Brian Simon, the Port Authority’s director of governmental and community relations, said that the expansion of the 4L/R22 would meet federal requirements for runway safety and serve as a better alternative than the original plan in helping to minimize airplane noise in surrounding towns. “We didn’t want a community up in arms and we had to make sure we comply with the Runway Safety Area standards in keeping that area safe,” Simon said, “because we bear a responsibility not only to make sure those flying to and from Kennedy Airport are safe, but those who live around the airport are equally safe.”
Seide said planes leaving JFK predominantly affect Inwood, while arriving planes impacts other portions of the Five Towns. “Planes fly much lower around here than in places like Floral Park or Garden City,” he said. “Whatever increases aircraft safety is the most important thing.”
Having lived in the Five Towns for more than 20 years, Seide said he’s used to the noise. “I tolerate it,” he said. “I like it here and I’m not bothered by the noise. When I sit outside with my neighbors and planes fly over we can’t talk for about 25 seconds but that’s about it.”
Baessler, who has been serving on the TVASNAC board for 22 years, said a lot has been done to alleviate airplane noise, but little of it has to do with the organization. “The biggest contributor to noise abatement has been the innovation in the design of the airplane,” he said. “They climb higher, have quieter engines and create less noise than they did 20 or 30 years ago.”

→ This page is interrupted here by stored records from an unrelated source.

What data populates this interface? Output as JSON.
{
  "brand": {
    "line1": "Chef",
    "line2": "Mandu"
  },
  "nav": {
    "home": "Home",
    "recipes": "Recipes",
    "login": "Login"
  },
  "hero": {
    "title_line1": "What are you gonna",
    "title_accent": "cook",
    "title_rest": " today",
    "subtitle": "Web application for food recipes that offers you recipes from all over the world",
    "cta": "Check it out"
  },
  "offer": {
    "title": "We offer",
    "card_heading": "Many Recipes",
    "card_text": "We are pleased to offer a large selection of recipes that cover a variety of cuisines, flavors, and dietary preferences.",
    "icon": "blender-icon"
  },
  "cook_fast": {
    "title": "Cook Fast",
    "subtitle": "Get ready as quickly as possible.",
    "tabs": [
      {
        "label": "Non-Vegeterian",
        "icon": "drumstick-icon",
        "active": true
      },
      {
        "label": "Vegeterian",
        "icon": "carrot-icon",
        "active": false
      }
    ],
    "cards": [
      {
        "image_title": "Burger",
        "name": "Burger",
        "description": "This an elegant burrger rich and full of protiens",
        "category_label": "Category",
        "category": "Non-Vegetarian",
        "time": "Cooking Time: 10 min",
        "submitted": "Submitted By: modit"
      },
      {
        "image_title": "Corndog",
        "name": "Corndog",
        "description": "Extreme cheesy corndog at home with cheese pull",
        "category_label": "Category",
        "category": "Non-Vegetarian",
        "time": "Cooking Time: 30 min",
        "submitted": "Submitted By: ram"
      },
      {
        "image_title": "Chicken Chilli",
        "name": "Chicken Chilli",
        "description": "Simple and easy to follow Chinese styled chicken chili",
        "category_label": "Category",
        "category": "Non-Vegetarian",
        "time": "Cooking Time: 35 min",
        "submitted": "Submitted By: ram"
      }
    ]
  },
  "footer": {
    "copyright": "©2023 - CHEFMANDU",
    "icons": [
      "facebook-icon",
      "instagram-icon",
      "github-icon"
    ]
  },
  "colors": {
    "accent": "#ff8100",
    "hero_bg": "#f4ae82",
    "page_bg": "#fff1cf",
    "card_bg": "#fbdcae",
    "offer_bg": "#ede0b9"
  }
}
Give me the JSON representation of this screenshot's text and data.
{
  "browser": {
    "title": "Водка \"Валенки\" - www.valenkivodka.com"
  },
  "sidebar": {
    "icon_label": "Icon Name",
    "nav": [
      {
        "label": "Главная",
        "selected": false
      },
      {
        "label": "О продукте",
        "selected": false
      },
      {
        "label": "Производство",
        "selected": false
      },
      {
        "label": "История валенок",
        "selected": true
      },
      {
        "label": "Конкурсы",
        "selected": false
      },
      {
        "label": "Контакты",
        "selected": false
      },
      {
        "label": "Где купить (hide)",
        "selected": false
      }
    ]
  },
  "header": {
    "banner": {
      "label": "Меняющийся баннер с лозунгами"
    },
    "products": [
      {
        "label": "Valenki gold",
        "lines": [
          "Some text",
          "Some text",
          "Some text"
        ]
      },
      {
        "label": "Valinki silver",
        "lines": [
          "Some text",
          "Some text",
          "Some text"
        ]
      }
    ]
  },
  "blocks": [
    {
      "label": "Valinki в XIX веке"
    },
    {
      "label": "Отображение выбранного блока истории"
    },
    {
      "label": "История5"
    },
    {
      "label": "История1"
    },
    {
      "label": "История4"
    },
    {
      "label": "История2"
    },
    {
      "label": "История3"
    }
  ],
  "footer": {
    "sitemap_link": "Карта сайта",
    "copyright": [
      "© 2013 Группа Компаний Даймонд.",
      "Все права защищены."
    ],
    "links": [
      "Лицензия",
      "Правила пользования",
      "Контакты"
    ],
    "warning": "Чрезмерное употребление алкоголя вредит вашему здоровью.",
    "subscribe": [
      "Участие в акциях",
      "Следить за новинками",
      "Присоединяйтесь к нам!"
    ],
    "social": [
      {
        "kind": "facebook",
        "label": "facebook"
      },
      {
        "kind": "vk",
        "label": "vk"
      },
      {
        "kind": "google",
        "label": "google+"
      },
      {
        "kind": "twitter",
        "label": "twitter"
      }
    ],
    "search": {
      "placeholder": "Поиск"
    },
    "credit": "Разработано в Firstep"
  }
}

Simon said that, while the Port Authority would do its best to address quality of life issues such as aircraft noise, the Federal Aviation Administration, an agency of the Department of Transportation, would also need to be consulted. He said that the Port Authority is an airport operator and that the runways used are determined by the FAA but that the Authority is sensitive to noise issues. He encouraged residents to voice their concerns during the environmental assessment comment period ending Nov. 18.